There are several ways in which God is described in Scripture. There are no words to describe God fully, but throughout scripture people use different images to describe God. Most often, God is described in terms of what he does: God is creator, God speaks out of a fire or God saves the nation of Israel. By showing what God has done, Scripture writers show how awesome God is. But God is not just a God who does. God is a being. God is not a doing. God is a being and because we are created in the image of God, it means that we are a being as well. We are not human doings, we are human beings. We are not defined by what we do or by what we are capable of doing; we get our dignity by who we are: created beings, in the image and likeness of God. But God is also not just a force of nature – THE FORCE from Star Wars – God is not a life force or energy, God is not a concept (despite what John Lennon says); God is a person. You can have a personal relationship with God. God is a person – and we too are persons. We are persons from the moment of conception to the moment of natural death. No matter what you have done, no matter whether you are in a coma, or whether you suffer from an intellectual disability, whether you are conscious or not, you are a person. But God is not just A person; God is THREE persons.

This, to me makes perfect sense. Think about it: If God is love, then God can’t be alone. You can’t be love in solitude. If God is love, it makes sense that God is a relationship; a community of persons; Father, Son and Holy Spirit. God is a living, dynamic, loving, relationship, community of love between three persons who continually, eternally are outpouring themselves into each other and receiving the outpouring of each other into themselves. It sounds a bit new age, but it’s true. God is a community. God is relationship. And so, we too are called to relationship. We too are called to community. We too are called to love.

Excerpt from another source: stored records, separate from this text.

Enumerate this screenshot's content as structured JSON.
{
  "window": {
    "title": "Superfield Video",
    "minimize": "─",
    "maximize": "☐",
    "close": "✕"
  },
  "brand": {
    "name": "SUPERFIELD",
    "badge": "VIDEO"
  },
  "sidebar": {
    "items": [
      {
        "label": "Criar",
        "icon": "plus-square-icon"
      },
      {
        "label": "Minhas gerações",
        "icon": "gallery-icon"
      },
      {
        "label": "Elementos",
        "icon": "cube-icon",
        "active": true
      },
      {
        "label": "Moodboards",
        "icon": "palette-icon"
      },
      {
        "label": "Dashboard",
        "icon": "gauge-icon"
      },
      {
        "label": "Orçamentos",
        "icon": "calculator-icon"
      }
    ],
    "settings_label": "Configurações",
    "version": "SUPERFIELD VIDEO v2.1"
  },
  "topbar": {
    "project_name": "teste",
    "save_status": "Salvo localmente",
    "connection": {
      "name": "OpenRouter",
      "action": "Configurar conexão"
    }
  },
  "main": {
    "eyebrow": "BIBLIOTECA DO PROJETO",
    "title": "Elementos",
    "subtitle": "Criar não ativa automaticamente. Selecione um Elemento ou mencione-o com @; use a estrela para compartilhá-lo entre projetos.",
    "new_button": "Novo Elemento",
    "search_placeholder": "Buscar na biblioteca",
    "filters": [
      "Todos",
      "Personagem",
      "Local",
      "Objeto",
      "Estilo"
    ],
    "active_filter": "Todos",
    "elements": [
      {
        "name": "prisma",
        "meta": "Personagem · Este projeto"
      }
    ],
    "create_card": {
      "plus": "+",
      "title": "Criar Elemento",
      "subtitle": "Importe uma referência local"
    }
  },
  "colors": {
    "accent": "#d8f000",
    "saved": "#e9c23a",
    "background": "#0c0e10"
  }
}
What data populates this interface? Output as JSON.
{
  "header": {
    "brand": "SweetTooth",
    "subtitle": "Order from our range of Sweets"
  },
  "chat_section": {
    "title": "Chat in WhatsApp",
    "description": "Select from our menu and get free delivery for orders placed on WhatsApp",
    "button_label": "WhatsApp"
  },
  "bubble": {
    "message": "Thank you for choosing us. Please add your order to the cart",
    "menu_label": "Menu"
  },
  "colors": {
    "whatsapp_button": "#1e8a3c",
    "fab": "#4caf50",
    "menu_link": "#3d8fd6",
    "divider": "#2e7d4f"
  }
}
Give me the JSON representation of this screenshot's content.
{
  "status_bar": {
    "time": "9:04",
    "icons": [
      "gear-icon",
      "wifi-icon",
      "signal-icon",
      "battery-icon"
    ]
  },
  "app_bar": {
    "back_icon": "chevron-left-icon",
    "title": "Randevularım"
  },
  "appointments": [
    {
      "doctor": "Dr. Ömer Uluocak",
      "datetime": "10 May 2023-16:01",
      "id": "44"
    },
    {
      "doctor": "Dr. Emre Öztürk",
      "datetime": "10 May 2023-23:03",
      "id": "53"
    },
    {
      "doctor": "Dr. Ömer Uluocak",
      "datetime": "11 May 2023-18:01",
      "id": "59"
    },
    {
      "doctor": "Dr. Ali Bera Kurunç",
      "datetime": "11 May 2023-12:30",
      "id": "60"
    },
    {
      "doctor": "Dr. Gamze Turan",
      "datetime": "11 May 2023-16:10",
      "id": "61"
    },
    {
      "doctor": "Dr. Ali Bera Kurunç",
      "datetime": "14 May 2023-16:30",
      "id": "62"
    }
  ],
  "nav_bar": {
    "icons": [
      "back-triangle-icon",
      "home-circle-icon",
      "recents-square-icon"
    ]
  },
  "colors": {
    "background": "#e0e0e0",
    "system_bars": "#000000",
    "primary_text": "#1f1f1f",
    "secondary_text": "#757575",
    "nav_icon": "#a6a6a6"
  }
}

God is not just a being, but a “being with”. And that means that we are created to “be with” each other and to “be with” God. That’s what COMMUNION means. And by virtue of our Baptism (Jesus says at the end of the Gospel of Matthew that we are to baptise “in the name of the Father and the son and the Holy Spirit”) we are baptised into the Trinity. That means that through our baptism we can enter into that loving, inner relationship of Father, Son and Holy Spirit. That means that we are no longer outside of God. – By virtue of our baptism we can participate INSIDE the life of the trinity – not outside, as slaves, but inside as sons and daughters.

And this is good news. And what a better example of this than when we come to the Eucharist. We receive Christ in Communion. But not just Christ, but the fullness of God: the Father, Son and Holy Spirit. In the Eucharist God comes to live inside of us and we are brought within God. He abides in us and we abide in Him. That’s pretty cool because it means that when we pray to God, we don’t pray to Him from the outside; we pray to God from the inside.

So when Jesus says (again, at the end of the Gospel of Matthew) that “I am with you always, to the end of the age”, he means it. He is God who is a “being with”. He is God who is “I Am”, God who is Emmanuel “with you” and God who is “always”. He is the Trinity. He is with us and we are with him; He is within us and we are within Him: The Father, Son and Holy Spirit, always, until the end of the age.